It’s about time we have a serious discussion about one particular wypipo proverb: “If they can say it, why can’t I?”
A white South Carolina police officer has been suspended after he was recorded Saturday repeatedly using the n-word outside of a bar where he was called to enforce a state ordinance put in place due to the pandemic. The officer’s excuse for using the slur multiple times? He heard a Black person say it first.
The Washington Post reports that Columbia, S.C. police Sgt. Chad Walker was called to a bar in the Five Points neighborhood to enforce the governor’s order to stop serving alcohol at 11 p.m. In body camera footage released by the Columbia Police Department on Sunday, Walker can be seen walking through the bar aggressively shouting at people to put down their glasses and leave. As he passed a Black man who was apparently still holding a glass, Walker said, “Sir, if you drink that, you will go to jail.”
The Black guy’s response was mostly inaudible but Walker claims he was called the n-word as the man was responding to being told to leave.
Walker can be heard saying to the Black man, “Your hand was on [the glass], sir. And you’re a little colorblind.” Basically, Walker—who looks and behaves like a Great Value version of Vic Mackey from The Shield—implied that he couldn’t possibly be a nigga because he’s white.
In bodycam footage taken outside the bar, Walker is seen arguing with a masked patron who is simply asking him why he’s talking to people of color like they are “less than human.”
“Those people of color?” Walker asked while pointing in some direction. “You mean the gentleman that just called me a nigger?”
“Are you serious?” the patron asked. Walker then continued repeating the word with the hard R knowing damn well the Black man didn’t say it that way. Another person chimes in asking Walker, “Can you stop saying that word please?”
After the Black man argues that he did not call Walker the n-word, Walker insists that he did and tells him “all you’re doing is calling me ignorant. That’s what that word means.” After being informed that the word is in fact not synonymous with ignorant, Walker is heard arguing, “Actually, if you look in the dictionary, that is what that means.” For the record: No, the Merriam-Webster dictionary—or what Walker condescendingly referred to as “the big thing you open and read”—does not define “nigger” that way.
In the end, Walker’s question was simple and typical: “He can say it to me, but I can’t say it to him?”
Generally, when white people ask why they can’t say any version of the n-word when Black people say it all the time, my answer is simply, “Because you can’t, nigga.” But since writing things happens to be my job, this story presents an opportunity for me to elaborate without feeling like I’m going out of my way to educate white people.
First of all, it needs to be acknowledged that not all Black people are OK with the n-word being used by anyone, including other Black people. I couldn’t count on one hand the number of Black teachers I had growing up who tried to sell us the lie that “nigga” is short for “ignorant” because they knew we didn’t have Google back then and couldn’t immediately refute them. So white people’s argument that they can say it because we say it is based on the false premise that Black people’s use of the word is universally viewed as acceptable.

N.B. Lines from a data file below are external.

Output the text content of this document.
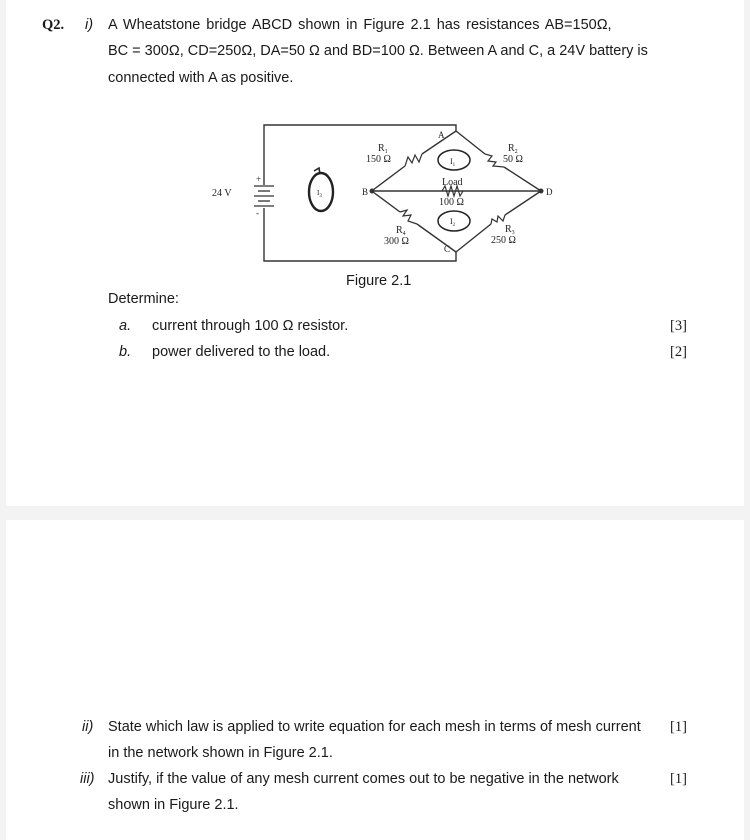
Q2. i) A Wheatstone bridge ABCD shown in Figure 2.1 has resistances AB=150Ω,
BC = 300Ω, CD=250Ω, DA=50 Ω and BD=100 Ω. Between A and C, a 24V battery is
connected with A as positive.
+
-
24 V
A
B
C
D
$R_1$
150 Ω
$R_2$
50 Ω
$R_4$
300 Ω
$R_3$
250 Ω
Load
100 Ω
$I_3$
$I_1$
$I_2$
Figure 2.1
Determine:
a. current through 100 Ω resistor.	[3]
b. power delivered to the load.	[2]
ii) State which law is applied to write equation for each mesh in terms of mesh current [1]
in the network shown in Figure 2.1.
iii) Justify, if the value of any mesh current comes out to be negative in the network	[1]
shown in Figure 2.1.
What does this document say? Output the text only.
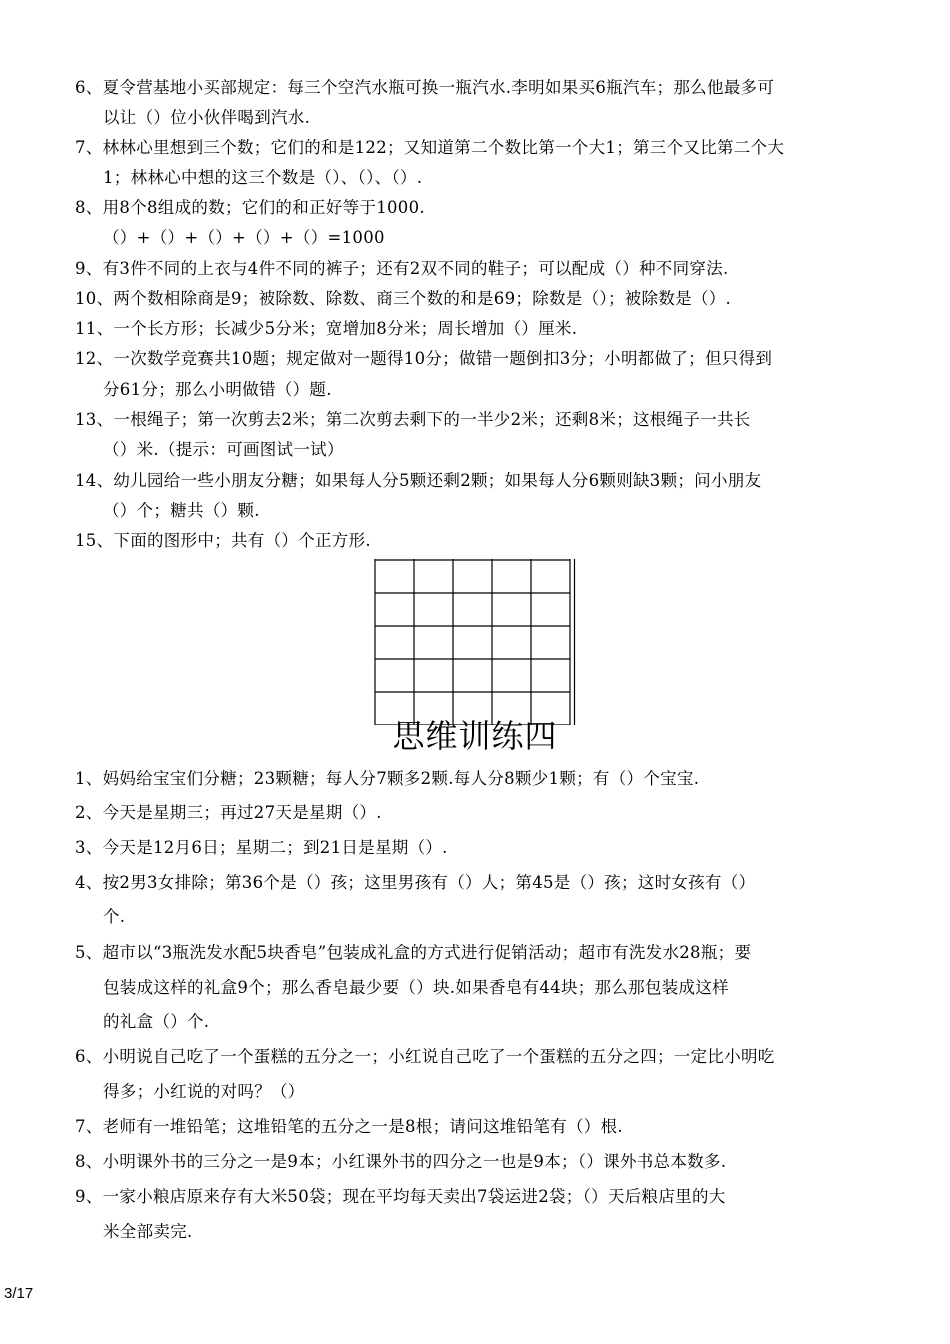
6、夏令营基地小买部规定：每三个空汽水瓶可换一瓶汽水.李明如果买6瓶汽车；那么他最多可
以让（）位小伙伴喝到汽水.
7、林林心里想到三个数；它们的和是122；又知道第二个数比第一个大1；第三个又比第二个大
1；林林心中想的这三个数是（）、（）、（）.
8、用8个8组成的数；它们的和正好等于1000.
（）+（）+（）+（）+（）=1000
9、有3件不同的上衣与4件不同的裤子；还有2双不同的鞋子；可以配成（）种不同穿法.
10、两个数相除商是9；被除数、除数、商三个数的和是69；除数是（）；被除数是（）.
11、一个长方形；长减少5分米；宽增加8分米；周长增加（）厘米.
12、一次数学竞赛共10题；规定做对一题得10分；做错一题倒扣3分；小明都做了；但只得到
分61分；那么小明做错（）题.
13、一根绳子；第一次剪去2米；第二次剪去剩下的一半少2米；还剩8米；这根绳子一共长
（）米.（提示：可画图试一试）
14、幼儿园给一些小朋友分糖；如果每人分5颗还剩2颗；如果每人分6颗则缺3颗；问小朋友
（）个；糖共（）颗.
15、下面的图形中；共有（）个正方形.
思维训练四
1、妈妈给宝宝们分糖；23颗糖；每人分7颗多2颗.每人分8颗少1颗；有（）个宝宝.
2、今天是星期三；再过27天是星期（）.
3、今天是12月6日；星期二；到21日是星期（）.
4、按2男3女排除；第36个是（）孩；这里男孩有（）人；第45是（）孩；这时女孩有（）
个.
5、超市以“3瓶洗发水配5块香皂”包装成礼盒的方式进行促销活动；超市有洗发水28瓶；要
包装成这样的礼盒9个；那么香皂最少要（）块.如果香皂有44块；那么那包装成这样
的礼盒（）个.
6、小明说自己吃了一个蛋糕的五分之一；小红说自己吃了一个蛋糕的五分之四；一定比小明吃
得多；小红说的对吗？（）
7、老师有一堆铅笔；这堆铅笔的五分之一是8根；请问这堆铅笔有（）根.
8、小明课外书的三分之一是9本；小红课外书的四分之一也是9本；（）课外书总本数多.
9、一家小粮店原来存有大米50袋；现在平均每天卖出7袋运进2袋；（）天后粮店里的大
米全部卖完.
3/17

Secondly, it should be considered that we use the word because it has become a part of Black vernacular. I reject Black people’s explanation that it’s a “term of endearment” when we use it—because it isn’t always. Certainly, “my nigga” is endearing in tone, but that’s not the only way we use it.
After I replayed the bodycam footage several times, I thought I heard the Black guy say, “Damn, nigga” to the officer as he was leaving. (I could be wrong because the video is partially censored plus my ass is getting old.) “Damn, nigga” is a Black-ass expression that can be directed at anyone of any race, sometimes positively, other times not so much. (Honestly, it doesn’t even have to be a person. The other day, I opened the sliding glass door to my patio and then walked right into the screen. At that moment the screen was “Damn, nigga.”)

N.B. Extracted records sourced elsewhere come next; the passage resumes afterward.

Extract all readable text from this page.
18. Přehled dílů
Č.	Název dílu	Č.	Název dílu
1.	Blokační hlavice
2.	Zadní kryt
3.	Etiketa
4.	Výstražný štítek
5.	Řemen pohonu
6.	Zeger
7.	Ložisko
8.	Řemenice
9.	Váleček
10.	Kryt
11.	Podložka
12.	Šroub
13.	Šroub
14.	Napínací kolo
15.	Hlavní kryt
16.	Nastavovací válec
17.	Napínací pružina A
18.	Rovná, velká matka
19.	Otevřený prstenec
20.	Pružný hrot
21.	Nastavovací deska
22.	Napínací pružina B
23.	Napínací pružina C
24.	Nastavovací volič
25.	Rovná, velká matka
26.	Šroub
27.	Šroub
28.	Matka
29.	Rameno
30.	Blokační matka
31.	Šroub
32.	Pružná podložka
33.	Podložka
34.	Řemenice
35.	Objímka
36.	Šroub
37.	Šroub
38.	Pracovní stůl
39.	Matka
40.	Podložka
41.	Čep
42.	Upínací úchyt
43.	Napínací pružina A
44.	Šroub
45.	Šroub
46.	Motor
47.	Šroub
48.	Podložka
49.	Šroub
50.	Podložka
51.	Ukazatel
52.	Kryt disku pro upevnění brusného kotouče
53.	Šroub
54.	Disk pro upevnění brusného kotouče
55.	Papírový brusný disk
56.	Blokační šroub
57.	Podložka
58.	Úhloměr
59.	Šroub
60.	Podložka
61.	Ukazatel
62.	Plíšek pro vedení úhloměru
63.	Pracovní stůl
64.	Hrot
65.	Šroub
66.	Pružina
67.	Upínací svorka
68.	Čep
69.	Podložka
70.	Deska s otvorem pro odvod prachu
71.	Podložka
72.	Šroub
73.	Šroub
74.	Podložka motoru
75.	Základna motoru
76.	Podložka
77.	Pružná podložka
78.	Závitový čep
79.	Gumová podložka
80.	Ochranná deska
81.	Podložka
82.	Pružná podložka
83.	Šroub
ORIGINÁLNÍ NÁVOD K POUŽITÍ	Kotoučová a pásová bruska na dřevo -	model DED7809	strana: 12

My point is, more often than not, our use of the n-word is neutral in tone. It’s never neutral when white people say it—no matter the context.

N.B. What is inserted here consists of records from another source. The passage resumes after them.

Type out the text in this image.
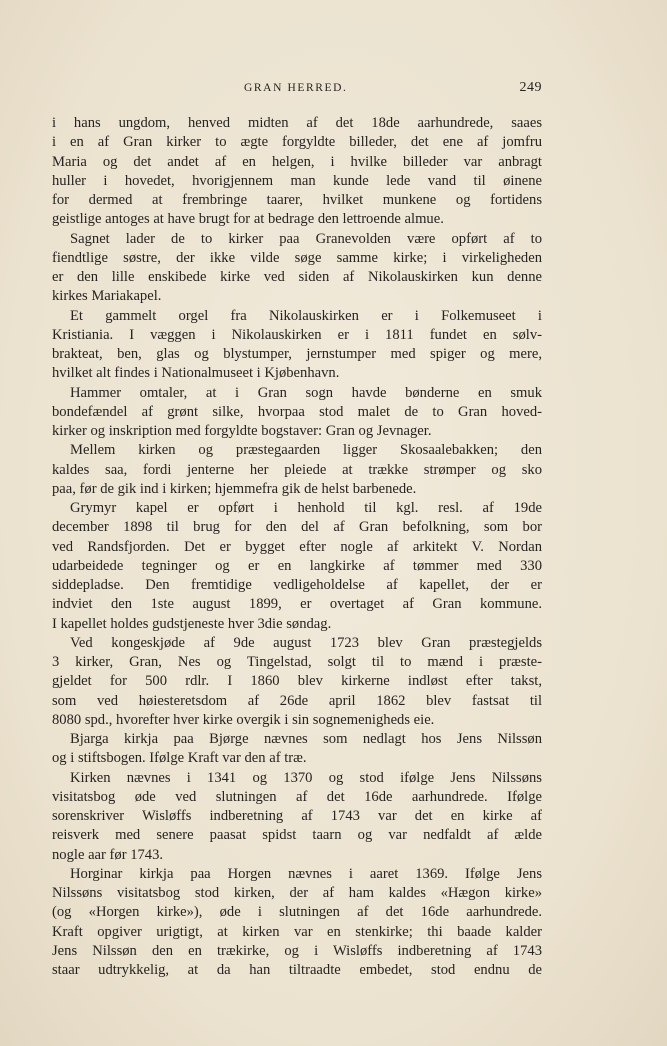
GRAN HERRED.	249
i hans ungdom, henved midten af det 18de aarhundrede, saaes
i en af Gran kirker to ægte forgyldte billeder, det ene af jomfru
Maria og det andet af en helgen, i hvilke billeder var anbragt
huller i hovedet, hvorigjennem man kunde lede vand til øinene
for dermed at frembringe taarer, hvilket munkene og fortidens
geistlige antoges at have brugt for at bedrage den lettroende almue.
Sagnet lader de to kirker paa Granevolden være opført af to
fiendtlige søstre, der ikke vilde søge samme kirke; i virkeligheden
er den lille enskibede kirke ved siden af Nikolauskirken kun denne
kirkes Mariakapel.
Et gammelt orgel fra Nikolauskirken er i Folkemuseet i
Kristiania. I væggen i Nikolauskirken er i 1811 fundet en sølv-
brakteat, ben, glas og blystumper, jernstumper med spiger og mere,
hvilket alt findes i Nationalmuseet i Kjøbenhavn.
Hammer omtaler, at i Gran sogn havde bønderne en smuk
bondefændel af grønt silke, hvorpaa stod malet de to Gran hoved-
kirker og inskription med forgyldte bogstaver: Gran og Jevnager.
Mellem kirken og præstegaarden ligger Skosaalebakken; den
kaldes saa, fordi jenterne her pleiede at trække strømper og sko
paa, før de gik ind i kirken; hjemmefra gik de helst barbenede.
Grymyr kapel er opført i henhold til kgl. resl. af 19de
december 1898 til brug for den del af Gran befolkning, som bor
ved Randsfjorden. Det er bygget efter nogle af arkitekt V. Nordan
udarbeidede tegninger og er en langkirke af tømmer med 330
siddepladse. Den fremtidige vedligeholdelse af kapellet, der er
indviet den 1ste august 1899, er overtaget af Gran kommune.
I kapellet holdes gudstjeneste hver 3die søndag.
Ved kongeskjøde af 9de august 1723 blev Gran præstegjelds
3 kirker, Gran, Nes og Tingelstad, solgt til to mænd i præste-
gjeldet for 500 rdlr. I 1860 blev kirkerne indløst efter takst,
som ved høiesteretsdom af 26de april 1862 blev fastsat til
8080 spd., hvorefter hver kirke overgik i sin sognemenigheds eie.
Bjarga kirkja paa Bjørge nævnes som nedlagt hos Jens Nilssøn
og i stiftsbogen. Ifølge Kraft var den af træ.
Kirken nævnes i 1341 og 1370 og stod ifølge Jens Nilssøns
visitatsbog øde ved slutningen af det 16de aarhundrede. Ifølge
sorenskriver Wisløffs indberetning af 1743 var det en kirke af
reisverk med senere paasat spidst taarn og var nedfaldt af ælde
nogle aar før 1743.
Horginar kirkja paa Horgen nævnes i aaret 1369. Ifølge Jens
Nilssøns visitatsbog stod kirken, der af ham kaldes «Hægon kirke»
(og «Horgen kirke»), øde i slutningen af det 16de aarhundrede.
Kraft opgiver urigtigt, at kirken var en stenkirke; thi baade kalder
Jens Nilssøn den en trækirke, og i Wisløffs indberetning af 1743
staar udtrykkelig, at da han tiltraadte embedet, stod endnu de
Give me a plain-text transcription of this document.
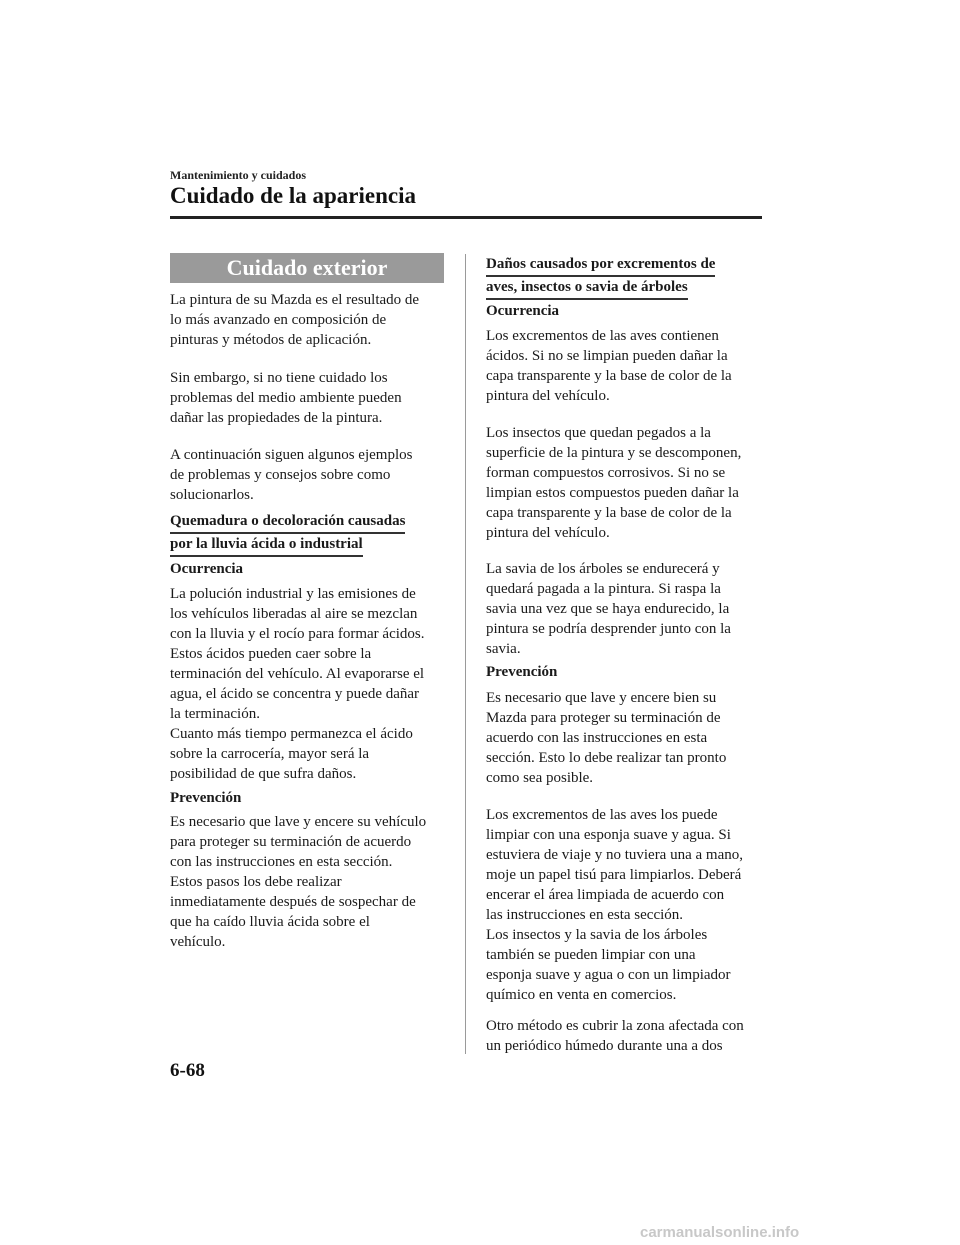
Mantenimiento y cuidados
Cuidado de la apariencia
Cuidado exterior

La pintura de su Mazda es el resultado de

lo más avanzado en composición de

pinturas y métodos de aplicación.

Sin embargo, si no tiene cuidado los

problemas del medio ambiente pueden

dañar las propiedades de la pintura.

A continuación siguen algunos ejemplos

de problemas y consejos sobre como

solucionarlos.

Quemadura o decoloración causadas
por la lluvia ácida o industrial
Ocurrencia

La polución industrial y las emisiones de

los vehículos liberadas al aire se mezclan

con la lluvia y el rocío para formar ácidos.

Estos ácidos pueden caer sobre la

terminación del vehículo. Al evaporarse el

agua, el ácido se concentra y puede dañar

la terminación.

Cuanto más tiempo permanezca el ácido

sobre la carrocería, mayor será la

posibilidad de que sufra daños.

Prevención

Es necesario que lave y encere su vehículo

para proteger su terminación de acuerdo

con las instrucciones en esta sección.

Estos pasos los debe realizar

inmediatamente después de sospechar de

que ha caído lluvia ácida sobre el

vehículo.

Daños causados por excrementos de
aves, insectos o savia de árboles
Ocurrencia

Los excrementos de las aves contienen

ácidos. Si no se limpian pueden dañar la

capa transparente y la base de color de la

pintura del vehículo.

Los insectos que quedan pegados a la

superficie de la pintura y se descomponen,

forman compuestos corrosivos. Si no se

limpian estos compuestos pueden dañar la

capa transparente y la base de color de la

pintura del vehículo.

La savia de los árboles se endurecerá y

quedará pagada a la pintura. Si raspa la

savia una vez que se haya endurecido, la

pintura se podría desprender junto con la

savia.

Prevención

Es necesario que lave y encere bien su

Mazda para proteger su terminación de

acuerdo con las instrucciones en esta

sección. Esto lo debe realizar tan pronto

como sea posible.

Los excrementos de las aves los puede

limpiar con una esponja suave y agua. Si

estuviera de viaje y no tuviera una a mano,

moje un papel tisú para limpiarlos. Deberá

encerar el área limpiada de acuerdo con

las instrucciones en esta sección.

Los insectos y la savia de los árboles

también se pueden limpiar con una

esponja suave y agua o con un limpiador

químico en venta en comercios.

Otro método es cubrir la zona afectada con

un periódico húmedo durante una a dos

6-68
carmanualsonline.info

However you feel about Black people saying the n-word, we should all agree that, especially in “today’s climate” (another wypipo proverb that I’m going to go ahead and steal for a second), a white cop has no business using the word or lecturing Black people about our use of it. That’s probably why bystanders can be heard in the video shouting at Walker to “grow up” and “lead by example” and why another officer eventually pulled Walker away from the scene. When it comes down to it, regardless of what the Black man said or didn’t say, it happened as he was following the cop’s orders and leaving the bar. Walker didn’t even have a confrontation to deescalate. He went out of his way to turn a passing comment into a problem.
“Our officers are trained to serve as leaders and to de-escalate confrontations of potentially volatile situations,” Police Chief W.H. Holbrook told the Post. “Although I am embarrassed and disappointed in the Sergeant’s actions, I was encouraged to see a junior officer intervene and remove Walker from the situation, potentially stopping further escalation.”
Holbrook said in a statement that Walker was suspended Sunday.